São Paulo gallery Sé makes its Frieze debut in the Frame section with a collection of surrealistic works by Rebecca Sharp. The small and mid-size oils and decorated poles by the Brazilian-born artist, currently based in Boulder, Colorado, draw from nature, “Amerindian cultures,” and mysticism. Incorporating architectural elements into dreamy landscapes, her work is reminiscent of Giorgio de Chirico if he worked at the foothills of the Rockies instead of the Italian peninsula.

In Deu (2022), a pitcher floats midair, spilling its liquid into a container below, and a percolator spits coffee into a nearby cup as a variety of fruits dangle from ropes tacked to a tile wall. In T minus now (2022), walls border an arid cliff ledge as a figure reaches skyward toward several floating objects. These hyper-detailed works expand as you spend more time with them.

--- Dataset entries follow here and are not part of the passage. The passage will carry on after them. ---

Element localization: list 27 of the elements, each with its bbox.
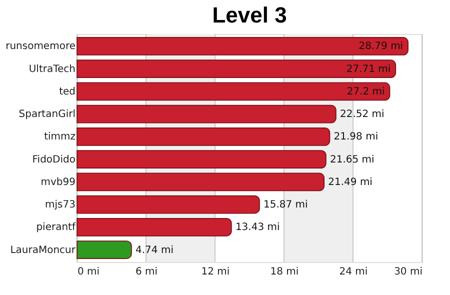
y-tick-label: FidoDido <box>32 154 76 166</box>
y-tick-label: LauraMoncur <box>10 244 76 256</box>
data-label: 4.74 mi <box>136 244 174 256</box>
x-tick-label: 0 mi <box>78 266 100 278</box>
y-tick-label: ted <box>59 86 76 98</box>
data-label: 27.2 mi <box>346 86 385 98</box>
data-label: 15.87 mi <box>264 200 308 211</box>
x-tick-label: 18 mi <box>270 266 299 278</box>
data-label: 13.43 mi <box>235 222 280 234</box>
data-label: 28.79 mi <box>358 41 404 52</box>
y-tick-label: pierantf <box>36 222 76 234</box>
data-label: 21.65 mi <box>330 154 374 166</box>
data-label: 21.98 mi <box>334 132 378 143</box>
y-tick-label: mvb99 <box>40 176 76 188</box>
x-tick-label: 30 mi <box>394 266 422 278</box>
y-tick-label: SpartanGirl <box>18 109 76 120</box>
x-tick-label: 6 mi <box>135 266 158 278</box>
y-tick-label: mjs73 <box>45 200 76 211</box>
x-tick-label: 24 mi <box>339 266 368 278</box>
y-tick-label: runsomemore <box>6 41 76 52</box>
y-tick-label: UltraTech <box>28 64 76 75</box>
data-label: 22.52 mi <box>340 109 384 120</box>
data-label: 21.49 mi <box>328 176 372 188</box>
chart-title: Level 3 <box>212 2 287 28</box>
y-tick-label: timmz <box>44 132 76 143</box>
data-label: 27.71 mi <box>346 64 391 75</box>
x-tick-label: 12 mi <box>201 266 230 278</box>
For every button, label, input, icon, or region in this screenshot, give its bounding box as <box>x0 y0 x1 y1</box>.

Grids of colorful dots suddenly leap out, runes reveal themselves to be household objects. The smaller works here are often the best—at just 25 by 25 centimeters (9.8 by 9.8 inches), they’re microdoses of metaphysical magic.

Rachel Uffner Gallery

Booth C9

With works by Bianca Beck and Anne Buckwalter

Rachel Uffner Gallery’s booth at Frieze New York. Courtesy Rachel Uffner Gallery.

Philadelphia-based painter Anne Buckwalter is already back in New York after her flattened, Pennsylvania Dutch Country–inspired interiors made a splash at this year’s Future Fair during the recent New York Art Week. Her quiet domestic scenes are rich in detail and pattern, and the often vacant interiors have just a hint of the sinister about them, lending an edge to their quotidien quaintness. A peaceful kitchen scene seems as if someone has just left the room after making a snack, but just off to the side we see a screen in the next room playing pornography. A bedside table holds a clock, keys, and a hair tie, but also a thermometer, birth control, and a copy of Richard Brautigan’s postapocalyptic novel In Watermelon Sugar, bringing ideas of life and death into an otherwise unsuspecting still life.

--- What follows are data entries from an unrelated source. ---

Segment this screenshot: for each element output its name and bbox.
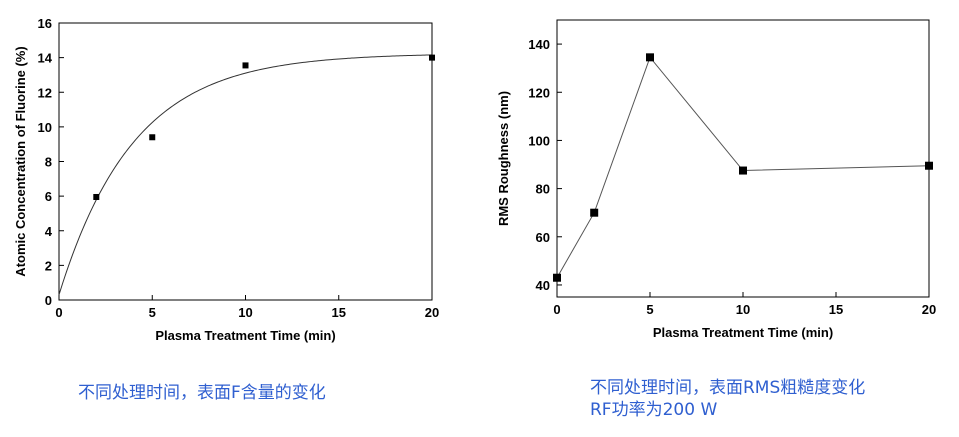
roughness-plot-frame (556, 19, 930, 298)
roughness-y-tick-label: 100 (528, 133, 550, 148)
fluorine-y-tick-label: 16 (38, 16, 52, 31)
fluorine-y-tick-label: 4 (45, 224, 53, 239)
roughness-data-point (553, 273, 561, 282)
fluorine-data-point (429, 54, 435, 61)
fluorine-y-tick-label: 6 (45, 189, 52, 204)
caption-roughness: 不同处理时间，表面RMS粗糙度变化 RF功率为200 W (590, 377, 865, 421)
fluorine-y-axis-title: Atomic Concentration of Fluorine (%) (13, 46, 28, 276)
caption-fluorine: 不同处理时间，表面F含量的变化 (78, 383, 326, 403)
roughness-data-point (646, 53, 654, 62)
fluorine-x-tick-label: 5 (149, 305, 156, 320)
roughness-chart-svg: 0 5 10 15 20 40 60 80 100 120 140 Plasma Treatment … (496, 19, 936, 340)
fluorine-chart: 0 5 10 15 20 0 2 4 6 8 10 12 14 16 Plasma Treatment Ti… (0, 0, 470, 360)
roughness-data-point (590, 208, 599, 217)
fluorine-y-tick-label: 14 (38, 51, 53, 66)
fluorine-chart-svg: 0 5 10 15 20 0 2 4 6 8 10 12 14 16 Plasma Treatment Ti… (13, 16, 439, 343)
fluorine-x-axis-title: Plasma Treatment Time (min) (155, 328, 335, 343)
roughness-y-tick-label: 60 (536, 230, 550, 245)
caption-roughness-line1: 不同处理时间，表面RMS粗糙度变化 (590, 378, 866, 398)
fluorine-y-tick-label: 10 (38, 120, 52, 135)
fluorine-y-tick-label: 0 (45, 293, 52, 308)
roughness-data-point (739, 166, 747, 175)
fluorine-y-tick-label: 8 (45, 155, 52, 170)
roughness-x-tick-label: 10 (736, 302, 750, 317)
roughness-y-tick-label: 140 (528, 37, 550, 52)
fluorine-x-tick-label: 20 (425, 305, 439, 320)
roughness-y-axis-title: RMS Roughness (nm) (496, 91, 511, 226)
roughness-y-tick-label: 80 (536, 182, 550, 197)
fluorine-x-tick-label: 0 (55, 305, 62, 320)
fluorine-y-tick-label: 2 (45, 258, 52, 273)
roughness-x-tick-label: 5 (646, 302, 653, 317)
fluorine-fit-curve (58, 54, 433, 295)
roughness-x-tick-label: 20 (922, 302, 936, 317)
roughness-y-tick-label: 120 (528, 85, 550, 100)
roughness-data-point (925, 161, 933, 170)
fluorine-x-tick-label: 10 (238, 305, 252, 320)
roughness-x-axis-title: Plasma Treatment Time (min) (653, 325, 833, 340)
roughness-x-tick-label: 15 (829, 302, 843, 317)
roughness-x-tick-label: 0 (553, 302, 560, 317)
fluorine-y-tick-label: 12 (38, 85, 52, 100)
fluorine-data-point (149, 134, 156, 141)
caption-roughness-line2: RF功率为200 W (590, 400, 718, 420)
roughness-y-tick-label: 40 (536, 278, 550, 293)
fluorine-data-point (93, 193, 100, 200)
fluorine-data-point (242, 62, 249, 69)
roughness-chart: 0 5 10 15 20 40 60 80 100 120 140 Plasma Treatment … (490, 0, 959, 360)
fluorine-x-tick-label: 15 (332, 305, 346, 320)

These paintings are well complemented by Bianca Beck’s biomorphic sculptures made of wood, wire, papier-mâché, acrylic, and oil. These tensed, squat forms could be neon-hued crabs, polychromed yogis, or deconstructed stilettos. Their physicality makes them seem ready to leap off their pedestals and scurry away at any moment, further emphasizing the lively presence felt, if not always seen, in the paintings. Pieces by both artists sold on opening day, including 10 of Buckwalter’s paintings, for $7,000–$14,000 per piece.